Doctors talk about the placebo effect–how some people respond to medicine, not because the medicine has any value, but because the patients believe in the medicine. In one study in which some of the patients received placebos, the results were quite striking. This was a study of a new treatment for stomach cancer. Here’s what is interesting: one-third of the patients who received placebos developed nausea, one-fifth developed vomiting, and almost one-third lost their hair. The placebo was just a sugar pill. It could not have hurt or helped anybody. But because the people in the study thought it would affect them, it did. Belief is powerful. What you believe can kill you–or heal you.

We have faith, and we have prayer. We know that God is not going to physically heal everyone we pray for. But, again, scientific studies confirm what many of us know from personal experience: people respond to prayer. There is healing in prayer–sometimes for the body, always for the soul.

Dr. Randy Byrd was a staff cardiologist at the San Francisco General Hospital and a professor at the University of California. He conducted a ten-month study of 393 patients admitted to the coronary care unit at the hospital over those months. One hundred ninety-two of those patients were assigned to a prayer group. The remaining 201 were not. Neither the patients, nurses, nor attending physicians knew which group the patients were in. Dr. Byrd recruited Roman Catholic, Protestant, and Jewish groups around the country to pray for the designated 192 patients. They were given the patients’ names, something of their condition, and were asked to pray for these persons by name once each day. No other instructions were given. The results were startling. The prayed-for patients were five times less likely to require antibiotics, and three times less likely to develop fluid filling the lungs. None of these prayed-for patients required breathing tubes compared to 12 in the other group. And fewer of the prayed-for patients died. Prayer works. We don’t always get what we ask for when we pray, but God is responsive to our prayers. We have resources the world does not have. We have faith. We have prayer, and we have the community of the saints.

We draw strength from bearing one another’s burdens. I can testify to that as so many people in this church can testify how much it helped in a time of crisis to have the love and support of the people in this church.

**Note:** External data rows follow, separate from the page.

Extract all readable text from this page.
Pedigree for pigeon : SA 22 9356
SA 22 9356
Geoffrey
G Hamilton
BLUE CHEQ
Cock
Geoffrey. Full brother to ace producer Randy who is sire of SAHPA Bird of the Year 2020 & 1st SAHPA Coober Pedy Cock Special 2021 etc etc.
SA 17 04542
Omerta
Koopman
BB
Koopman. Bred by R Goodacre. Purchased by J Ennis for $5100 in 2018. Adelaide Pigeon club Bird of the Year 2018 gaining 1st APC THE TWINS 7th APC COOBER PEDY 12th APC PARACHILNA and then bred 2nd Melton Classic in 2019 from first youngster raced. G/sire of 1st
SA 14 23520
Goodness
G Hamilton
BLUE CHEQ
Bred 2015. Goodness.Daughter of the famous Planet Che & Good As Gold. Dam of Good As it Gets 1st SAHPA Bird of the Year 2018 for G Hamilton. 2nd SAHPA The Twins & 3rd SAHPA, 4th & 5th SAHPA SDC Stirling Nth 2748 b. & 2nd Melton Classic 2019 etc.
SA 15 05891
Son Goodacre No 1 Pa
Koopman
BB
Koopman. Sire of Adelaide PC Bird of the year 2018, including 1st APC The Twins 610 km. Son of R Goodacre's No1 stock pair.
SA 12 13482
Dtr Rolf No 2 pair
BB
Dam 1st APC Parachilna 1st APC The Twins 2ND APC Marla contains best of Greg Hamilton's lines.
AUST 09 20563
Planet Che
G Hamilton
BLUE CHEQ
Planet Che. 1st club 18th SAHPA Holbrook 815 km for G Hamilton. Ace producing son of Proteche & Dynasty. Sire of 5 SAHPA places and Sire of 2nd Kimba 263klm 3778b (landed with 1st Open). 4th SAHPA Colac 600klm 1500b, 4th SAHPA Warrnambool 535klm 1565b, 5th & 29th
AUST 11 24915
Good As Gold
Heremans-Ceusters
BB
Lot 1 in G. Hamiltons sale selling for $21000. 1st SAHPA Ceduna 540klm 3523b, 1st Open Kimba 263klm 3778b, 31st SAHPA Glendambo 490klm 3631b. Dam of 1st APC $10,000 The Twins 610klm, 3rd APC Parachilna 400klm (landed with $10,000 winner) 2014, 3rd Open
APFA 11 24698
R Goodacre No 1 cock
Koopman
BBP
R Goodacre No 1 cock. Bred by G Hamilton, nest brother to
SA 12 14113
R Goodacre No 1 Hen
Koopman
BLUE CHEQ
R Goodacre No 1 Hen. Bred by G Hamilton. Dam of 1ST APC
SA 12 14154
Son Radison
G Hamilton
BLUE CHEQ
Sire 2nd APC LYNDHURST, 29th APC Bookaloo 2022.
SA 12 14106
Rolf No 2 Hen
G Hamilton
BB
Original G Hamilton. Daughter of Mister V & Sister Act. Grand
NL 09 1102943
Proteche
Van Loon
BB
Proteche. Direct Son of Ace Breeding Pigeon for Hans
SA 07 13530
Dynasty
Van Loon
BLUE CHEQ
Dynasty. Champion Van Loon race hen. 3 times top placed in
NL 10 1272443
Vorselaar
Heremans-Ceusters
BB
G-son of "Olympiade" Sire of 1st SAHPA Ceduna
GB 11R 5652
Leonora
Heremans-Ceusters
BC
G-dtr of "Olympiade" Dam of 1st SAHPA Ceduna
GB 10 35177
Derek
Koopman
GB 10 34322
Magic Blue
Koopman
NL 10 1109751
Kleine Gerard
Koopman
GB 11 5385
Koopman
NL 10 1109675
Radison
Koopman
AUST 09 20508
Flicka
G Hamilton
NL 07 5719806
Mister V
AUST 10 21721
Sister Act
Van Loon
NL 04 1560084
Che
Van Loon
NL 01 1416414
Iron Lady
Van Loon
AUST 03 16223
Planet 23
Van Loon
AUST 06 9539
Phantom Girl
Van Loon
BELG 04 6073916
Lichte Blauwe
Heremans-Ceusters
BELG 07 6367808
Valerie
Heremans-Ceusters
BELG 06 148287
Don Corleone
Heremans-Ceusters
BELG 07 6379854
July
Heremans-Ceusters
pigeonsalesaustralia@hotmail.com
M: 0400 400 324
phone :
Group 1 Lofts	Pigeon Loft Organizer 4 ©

Life happens. Faith has little to do with what happens to us; faith has everything to do with how we handle what happens to us. But there is one more principle we acknowledge: Ultimately, God is in control. You and I have a decision that we need to make about life. The decision may be expressed this way: Just how much do we trust God? Can we trust Him when one of our children lies at death’s door? Can we trust Him when we have a crisis with our own health or our spouses? Anyone can trust God when things are going our way, but what about those moments when even the universe seems aligned against us?

I don’t pretend to know the mind of God. I am a searcher, just as you are a searcher and boy have I been doing a lot of searching But I do know this. In my seasons of highs and lows, I’ve noticed some things in particular. WE rarely learn anything from pleasure, but we learn volumes from pain. Don’t get me wrong. I prefer pleasure. Only a fool would prefer pain. But I’ve noticed that, whereas the highs make us glow, the lows make us grow. And I have to believe this is why God put us in a world of both pleasure and pain, good and evil, highs and lows. The highs keep us going, but the lows keep us growing–emotionally, intellectually and spiritually until that day comes when we are fit to live eternally in the presence of God.